Saying what you want to happen and saying it directly isn't nagging, and you should only need to do it once or twice (allowing for absent-mindedness).

However communicating via hints and expecting people to know exactly what you want via telepathy is both annoying and ineffective (not saying you did this, just a general statement).

Consider investing in a wall calendar that you can both note plans down on! DP and I are both terrible with dates and accidental double-booking, this was a game-changer. (Yes you can do a shared Google calendar too but I found the physical thing was much more effective.)

ravenmum · 16/03/2022 09:28

You will only "seem like a nag" if he believes that women asking for things are "nags". If you feel like a nag, and he's the one making you feel that way, you need to start thinking about whether another anniversary is on the cards.

MichelleScarn · 16/03/2022 09:33

. He has rearranged his friends without a fuss although we are yet to make concrete arrangements for the anniversary - I am a bit wary of mentioning it in case I seem like a nag.

So you plan something and make arrangements!! He's cancelled his friends for you, so you make the plans for anniversary, or are you expecting him to do all the planning still?

AskItaliano · 16/03/2022 16:32

Looooool at the number of people on here falling over themselves to try express how cool and above silly things like dating anniversaries they are, hope you didn't knock your drinks onto the keyboard in your rush to get your point made 😂😂😂

Totalwasteofpaper · 16/03/2022 16:39

@Pinkbonbon

Listen, my boyfriend could tell me that celebrating his dogs birthday was important to him. And that in 4 weeks time I had to keep the afternoon free to buy the dog a little doggy cake and put on party hats and we'd all sing happy birthday Fido.

I might think that is absolutely batshit. But it's important to my bf, he gave me plenty of notice, it's a fun thing to do and its not hurting anyone. And I love my boyfriend. So why wouldn't I do it?

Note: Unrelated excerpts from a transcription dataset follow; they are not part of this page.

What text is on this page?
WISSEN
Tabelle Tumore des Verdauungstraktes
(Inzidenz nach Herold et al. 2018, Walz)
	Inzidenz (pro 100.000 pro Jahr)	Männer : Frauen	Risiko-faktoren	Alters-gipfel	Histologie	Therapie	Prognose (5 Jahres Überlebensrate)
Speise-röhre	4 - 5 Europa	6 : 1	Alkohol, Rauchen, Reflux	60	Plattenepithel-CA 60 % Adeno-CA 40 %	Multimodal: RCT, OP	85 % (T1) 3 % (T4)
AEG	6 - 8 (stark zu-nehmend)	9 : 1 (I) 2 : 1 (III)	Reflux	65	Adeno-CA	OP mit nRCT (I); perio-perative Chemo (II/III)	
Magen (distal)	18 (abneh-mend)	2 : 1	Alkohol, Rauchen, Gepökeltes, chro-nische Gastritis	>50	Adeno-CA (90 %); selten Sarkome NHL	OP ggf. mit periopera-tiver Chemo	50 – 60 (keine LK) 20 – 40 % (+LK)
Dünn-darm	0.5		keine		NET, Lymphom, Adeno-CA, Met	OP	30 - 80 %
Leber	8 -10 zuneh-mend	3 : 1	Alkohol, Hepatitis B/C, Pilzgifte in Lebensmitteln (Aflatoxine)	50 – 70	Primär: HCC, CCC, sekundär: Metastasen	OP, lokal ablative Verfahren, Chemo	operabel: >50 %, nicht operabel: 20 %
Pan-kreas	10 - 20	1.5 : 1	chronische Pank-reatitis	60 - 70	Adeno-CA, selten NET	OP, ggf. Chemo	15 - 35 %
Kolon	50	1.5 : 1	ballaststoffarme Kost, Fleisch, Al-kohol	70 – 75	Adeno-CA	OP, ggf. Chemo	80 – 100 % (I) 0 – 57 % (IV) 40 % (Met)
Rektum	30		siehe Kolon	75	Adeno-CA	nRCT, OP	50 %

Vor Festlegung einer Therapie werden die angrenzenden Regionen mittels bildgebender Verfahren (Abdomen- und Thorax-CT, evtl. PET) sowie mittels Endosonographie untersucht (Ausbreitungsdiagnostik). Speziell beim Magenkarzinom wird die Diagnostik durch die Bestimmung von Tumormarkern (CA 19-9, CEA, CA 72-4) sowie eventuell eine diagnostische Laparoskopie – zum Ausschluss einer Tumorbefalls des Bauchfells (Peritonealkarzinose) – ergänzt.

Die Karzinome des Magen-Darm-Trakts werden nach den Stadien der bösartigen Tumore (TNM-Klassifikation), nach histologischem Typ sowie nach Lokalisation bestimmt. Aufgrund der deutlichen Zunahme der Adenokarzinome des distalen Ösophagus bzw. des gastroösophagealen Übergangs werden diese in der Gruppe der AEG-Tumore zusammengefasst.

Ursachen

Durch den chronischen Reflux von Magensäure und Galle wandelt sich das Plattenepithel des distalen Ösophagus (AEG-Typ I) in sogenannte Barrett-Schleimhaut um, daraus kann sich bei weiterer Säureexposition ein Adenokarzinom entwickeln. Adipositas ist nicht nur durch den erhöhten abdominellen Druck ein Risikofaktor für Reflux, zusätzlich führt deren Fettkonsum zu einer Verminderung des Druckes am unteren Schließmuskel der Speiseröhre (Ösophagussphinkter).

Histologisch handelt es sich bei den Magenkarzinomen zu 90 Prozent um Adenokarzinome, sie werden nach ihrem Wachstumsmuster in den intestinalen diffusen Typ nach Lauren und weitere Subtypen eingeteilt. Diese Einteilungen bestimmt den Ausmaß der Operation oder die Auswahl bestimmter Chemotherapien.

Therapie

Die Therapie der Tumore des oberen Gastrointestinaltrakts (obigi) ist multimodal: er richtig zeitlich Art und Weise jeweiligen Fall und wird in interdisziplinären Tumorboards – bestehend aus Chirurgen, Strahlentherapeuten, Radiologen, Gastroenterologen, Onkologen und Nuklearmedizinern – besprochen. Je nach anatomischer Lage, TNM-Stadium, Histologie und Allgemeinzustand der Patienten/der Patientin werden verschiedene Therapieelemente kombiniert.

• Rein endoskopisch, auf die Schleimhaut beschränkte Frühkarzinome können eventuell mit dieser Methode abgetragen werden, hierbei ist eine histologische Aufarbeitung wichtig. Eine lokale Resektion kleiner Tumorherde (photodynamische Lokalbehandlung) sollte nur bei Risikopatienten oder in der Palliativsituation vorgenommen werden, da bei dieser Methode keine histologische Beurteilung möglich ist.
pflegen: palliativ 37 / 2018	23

And what op is asking for might not be something you would want or expect. But it's not on 'dog birthday party' mental level lol. Its not a big ask. He should have done it for her, even if he found it weird. Because it was important to her. And that's what people who live eachother do.

Yep this.

I'd be very seriously reconsidering the relationship.

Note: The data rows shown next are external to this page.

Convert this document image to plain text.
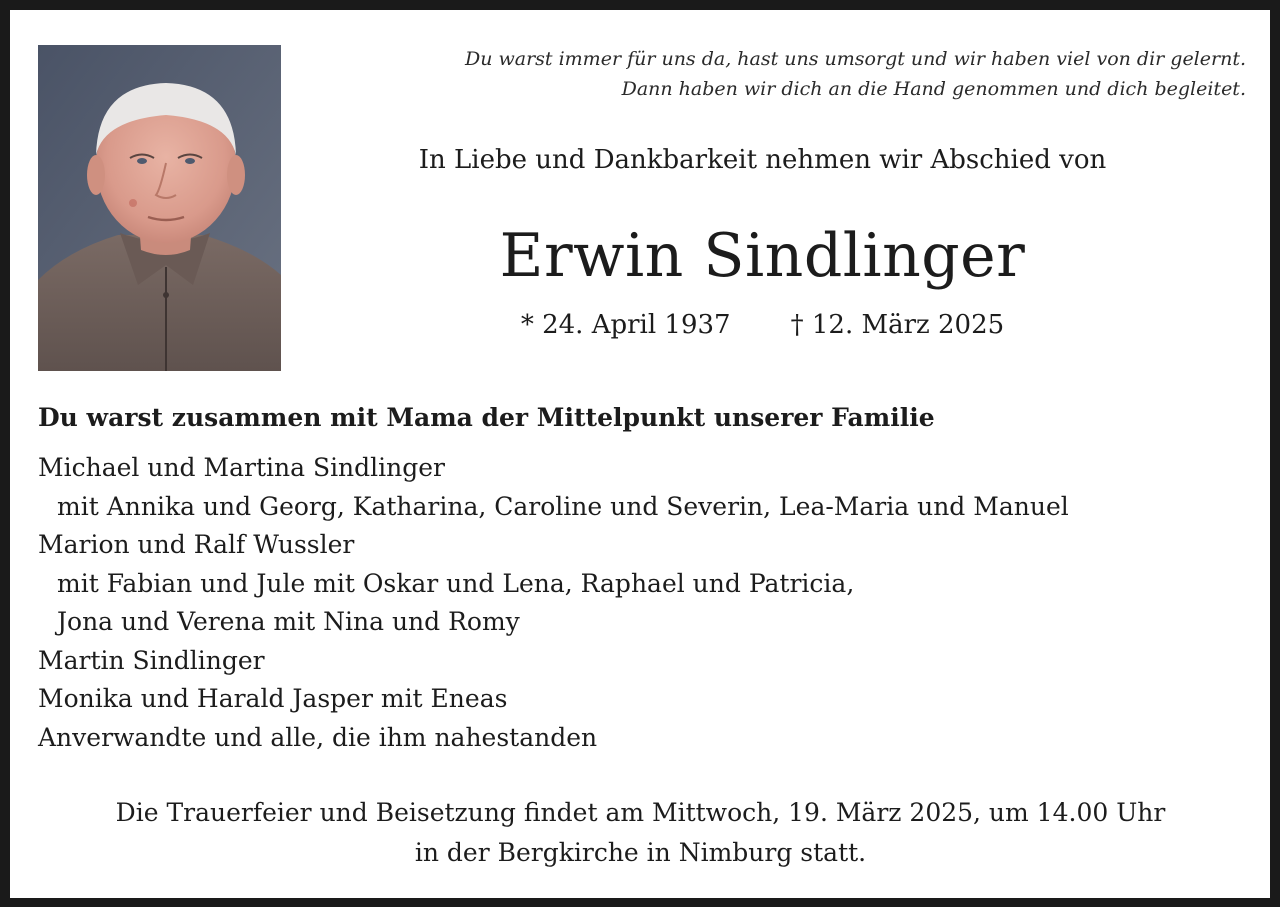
Du warst immer für uns da, hast uns umsorgt und wir haben viel von dir gelernt.
Dann haben wir dich an die Hand genommen und dich begleitet.
In Liebe und Dankbarkeit nehmen wir Abschied von
Erwin Sindlinger
* 24. April 1937 † 12. März 2025
Du warst zusammen mit Mama der Mittelpunkt unserer Familie
Michael und Martina Sindlinger
mit Annika und Georg, Katharina, Caroline und Severin, Lea-Maria und Manuel
Marion und Ralf Wussler
mit Fabian und Jule mit Oskar und Lena, Raphael und Patricia,
Jona und Verena mit Nina und Romy
Martin Sindlinger
Monika und Harald Jasper mit Eneas
Anverwandte und alle, die ihm nahestanden
Die Trauerfeier und Beisetzung findet am Mittwoch, 19. März 2025, um 14.00 Uhr
in der Bergkirche in Nimburg statt.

The real fuck you is the "what should I do? / you tell me what to do"
You aren't his line manager or his mother.
He also presumably doesn't have special needs so he can actually make a call on it himself but no.... you have to Tell Him (even though you already fucking told him)

SummerBluez · 16/03/2022 16:43

Some people on here are ridiculous.

I married my husband six months ago after thirteen years together. Do those thirteen years before cease to exist and we've now only been together a few months?

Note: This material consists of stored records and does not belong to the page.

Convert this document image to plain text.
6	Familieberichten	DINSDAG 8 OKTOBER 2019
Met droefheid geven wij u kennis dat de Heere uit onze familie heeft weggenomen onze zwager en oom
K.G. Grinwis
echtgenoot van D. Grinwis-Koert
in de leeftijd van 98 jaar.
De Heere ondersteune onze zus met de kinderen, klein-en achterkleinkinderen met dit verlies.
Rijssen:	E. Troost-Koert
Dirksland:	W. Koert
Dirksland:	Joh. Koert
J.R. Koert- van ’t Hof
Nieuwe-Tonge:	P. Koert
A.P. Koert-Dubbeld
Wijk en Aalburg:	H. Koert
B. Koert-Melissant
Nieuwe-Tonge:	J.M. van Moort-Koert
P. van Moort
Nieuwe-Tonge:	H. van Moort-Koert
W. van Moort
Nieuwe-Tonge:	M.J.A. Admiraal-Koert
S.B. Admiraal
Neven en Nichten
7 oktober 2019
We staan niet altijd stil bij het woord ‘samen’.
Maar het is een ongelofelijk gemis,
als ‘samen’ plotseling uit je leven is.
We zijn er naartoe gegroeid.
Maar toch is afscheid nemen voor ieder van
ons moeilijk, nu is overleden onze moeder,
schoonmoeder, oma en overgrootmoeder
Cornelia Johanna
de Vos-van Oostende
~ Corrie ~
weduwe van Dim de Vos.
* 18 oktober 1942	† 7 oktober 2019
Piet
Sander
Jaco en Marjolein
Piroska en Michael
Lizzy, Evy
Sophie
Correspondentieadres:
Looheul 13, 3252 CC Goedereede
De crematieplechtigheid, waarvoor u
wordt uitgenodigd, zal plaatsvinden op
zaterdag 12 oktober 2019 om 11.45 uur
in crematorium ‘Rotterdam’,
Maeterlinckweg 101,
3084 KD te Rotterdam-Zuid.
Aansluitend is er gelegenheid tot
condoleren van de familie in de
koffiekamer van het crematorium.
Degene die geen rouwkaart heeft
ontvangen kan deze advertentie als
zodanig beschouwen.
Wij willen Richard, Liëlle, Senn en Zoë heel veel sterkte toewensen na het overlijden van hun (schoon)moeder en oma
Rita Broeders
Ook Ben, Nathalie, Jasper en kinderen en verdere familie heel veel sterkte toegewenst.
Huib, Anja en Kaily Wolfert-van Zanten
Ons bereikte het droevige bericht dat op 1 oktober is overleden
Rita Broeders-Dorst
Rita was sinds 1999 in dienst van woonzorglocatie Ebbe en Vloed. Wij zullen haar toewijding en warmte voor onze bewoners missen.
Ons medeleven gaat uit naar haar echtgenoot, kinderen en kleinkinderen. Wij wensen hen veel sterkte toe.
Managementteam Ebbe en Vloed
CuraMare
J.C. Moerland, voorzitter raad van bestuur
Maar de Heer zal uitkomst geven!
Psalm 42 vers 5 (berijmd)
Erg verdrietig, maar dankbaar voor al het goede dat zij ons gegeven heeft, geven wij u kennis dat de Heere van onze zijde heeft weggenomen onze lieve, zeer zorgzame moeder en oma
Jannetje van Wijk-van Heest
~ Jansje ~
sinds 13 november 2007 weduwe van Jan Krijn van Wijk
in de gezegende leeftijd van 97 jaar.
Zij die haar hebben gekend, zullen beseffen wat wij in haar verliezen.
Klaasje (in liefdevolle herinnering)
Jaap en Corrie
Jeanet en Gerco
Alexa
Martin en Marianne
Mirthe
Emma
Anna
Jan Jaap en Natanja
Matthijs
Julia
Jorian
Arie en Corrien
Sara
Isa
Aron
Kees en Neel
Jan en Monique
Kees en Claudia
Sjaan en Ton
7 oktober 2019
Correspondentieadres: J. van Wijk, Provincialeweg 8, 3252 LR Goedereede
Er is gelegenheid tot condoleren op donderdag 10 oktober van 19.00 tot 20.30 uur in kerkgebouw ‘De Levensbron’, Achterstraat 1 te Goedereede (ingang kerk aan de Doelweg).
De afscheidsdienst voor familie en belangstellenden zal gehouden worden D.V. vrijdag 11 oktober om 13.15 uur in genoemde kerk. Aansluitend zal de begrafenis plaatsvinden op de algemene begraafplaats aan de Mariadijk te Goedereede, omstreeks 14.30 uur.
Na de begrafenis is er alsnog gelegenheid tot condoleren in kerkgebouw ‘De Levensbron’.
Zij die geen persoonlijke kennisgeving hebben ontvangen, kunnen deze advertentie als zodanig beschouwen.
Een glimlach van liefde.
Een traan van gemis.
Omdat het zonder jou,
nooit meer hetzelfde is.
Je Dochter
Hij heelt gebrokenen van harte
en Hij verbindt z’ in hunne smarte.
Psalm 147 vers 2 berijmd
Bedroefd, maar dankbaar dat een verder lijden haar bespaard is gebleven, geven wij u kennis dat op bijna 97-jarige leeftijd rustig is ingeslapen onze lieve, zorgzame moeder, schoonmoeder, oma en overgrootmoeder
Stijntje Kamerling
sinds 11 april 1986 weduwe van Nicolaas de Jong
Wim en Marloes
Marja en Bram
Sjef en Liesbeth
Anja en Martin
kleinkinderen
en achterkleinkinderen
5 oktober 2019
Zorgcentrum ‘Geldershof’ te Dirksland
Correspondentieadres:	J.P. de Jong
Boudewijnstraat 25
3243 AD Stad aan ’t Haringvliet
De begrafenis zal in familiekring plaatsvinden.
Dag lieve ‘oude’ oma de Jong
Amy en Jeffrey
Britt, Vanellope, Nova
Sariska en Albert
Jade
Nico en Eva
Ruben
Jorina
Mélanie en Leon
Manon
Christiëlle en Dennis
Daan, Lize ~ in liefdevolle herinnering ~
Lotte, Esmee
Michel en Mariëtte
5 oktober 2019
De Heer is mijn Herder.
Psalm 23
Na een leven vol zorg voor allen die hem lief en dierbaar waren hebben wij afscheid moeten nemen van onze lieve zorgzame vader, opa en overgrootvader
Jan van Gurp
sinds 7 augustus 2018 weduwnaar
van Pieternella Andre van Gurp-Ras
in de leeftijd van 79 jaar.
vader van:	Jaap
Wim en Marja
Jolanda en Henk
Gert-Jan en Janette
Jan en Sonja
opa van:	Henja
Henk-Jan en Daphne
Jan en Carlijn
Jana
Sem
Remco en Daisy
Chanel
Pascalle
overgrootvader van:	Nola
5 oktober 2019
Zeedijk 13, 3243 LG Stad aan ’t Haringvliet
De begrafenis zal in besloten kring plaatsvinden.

An anniversary can be for anything, not just a wedding.

AskItaliano · 16/03/2022 16:48

@SummerBluez

Some people on here are ridiculous.

I married my husband six months ago after thirteen years together. Do those thirteen years before cease to exist and we've now only been together a few months?

An anniversary can be for anything, not just a wedding.

Of course they do!

Haha, irl I don't know a single unmarried couple that doesn't celebrate their anniversary, whether it's the first time they met, kissed, went on a date, whatever is meaningful to them. People really get off on seeing who can be the most unbothered by regular social norms, it's the equivalent to shitting on popular culture because it's popular.

tinseltits21 · 16/03/2022 17:30

@TristesseDurera not sure why you have come to that conclusion - he rearranged without me asking him to and he hasn't made a big deal out of it.

To everyone saying I need to be more explicit about what I would like to do for our anniversary, I think you are right - he's not a mind reader. Thank you for the guidance

OP posts:
Eightiesfan · 16/03/2022 20:08

It wouldn’t bother me, but then these ‘date’ related celebrations go right over my head and to be honest, I have no idea when I started dating DP so have no idea when our ‘anniversary’ would be and we’ve been together for over 20 years. However, these milestones are clearly important to you and therefore should be important to your DP. You are not unreasonable to expect him to rearrange his night out with his friends.